Air Canada announced the completion of a major financial milestone, securing U.S.$2.15 billion in senior secured credit facilities. This financial package is divided into two main parts: a U.S.$1.175 billion term loan B set to mature in 2031, and a U.S.$975 million revolving credit facility that will mature in 2029. The combined gross proceeds from the term loan, alongside U.S.$1.09 billion from Air Canada’s own funds, will be used to refinance the airline’s existing U.S.$2.265 billion term loan B due in 2028. Additionally, the new revolving credit facility represents an expansion and extension of a previous U.S.$600 million facility that was set to expire in 2025. This facility remains unused as of now, with any future draws intended to support Air Canada’s working capital and other corporate needs. Alongside this, Air Canada has also closed a C$200 million revolving credit facility that was undrawn and set to mature in 2026.

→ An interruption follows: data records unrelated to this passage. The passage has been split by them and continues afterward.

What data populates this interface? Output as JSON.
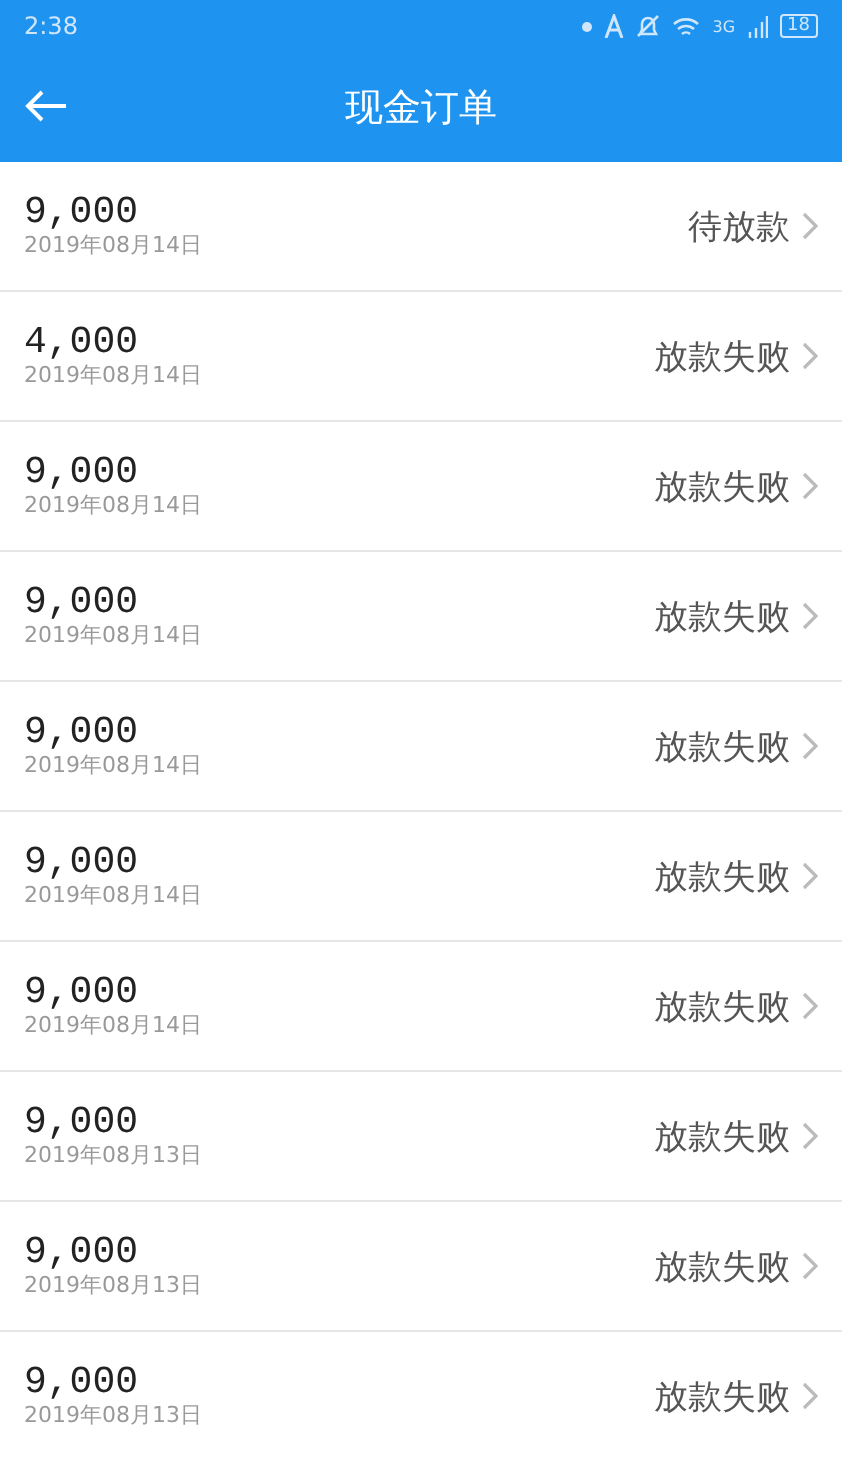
{
  "status_bar": {
    "time": "2:38",
    "network": "3G",
    "battery": "18"
  },
  "header": {
    "title": "现金订单"
  },
  "orders": [
    {
      "amount": "9,000",
      "date": "2019年08月14日",
      "status": "待放款"
    },
    {
      "amount": "4,000",
      "date": "2019年08月14日",
      "status": "放款失败"
    },
    {
      "amount": "9,000",
      "date": "2019年08月14日",
      "status": "放款失败"
    },
    {
      "amount": "9,000",
      "date": "2019年08月14日",
      "status": "放款失败"
    },
    {
      "amount": "9,000",
      "date": "2019年08月14日",
      "status": "放款失败"
    },
    {
      "amount": "9,000",
      "date": "2019年08月14日",
      "status": "放款失败"
    },
    {
      "amount": "9,000",
      "date": "2019年08月14日",
      "status": "放款失败"
    },
    {
      "amount": "9,000",
      "date": "2019年08月13日",
      "status": "放款失败"
    },
    {
      "amount": "9,000",
      "date": "2019年08月13日",
      "status": "放款失败"
    },
    {
      "amount": "9,000",
      "date": "2019年08月13日",
      "status": "放款失败"
    }
  ]
}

Key benefits from this financial restructuring include a substantial reduction in Air Canada’s senior secured debt by U.S.$1.09 billion, a decrease in the interest rate for the term loan B borrowings to 250 basis points over SOFR (without a SOFR floor or spread adjustment), and an increase in the available undrawn amount under the revolving credit facility by U.S.$375 million. The obligations under these new senior credit facilities are secured by a first lien on a significant portion of Air Canada’s assets, including almost all of its international routes, airport slots, and gate leaseholds, while still allowing for certain exceptions and permitted liens.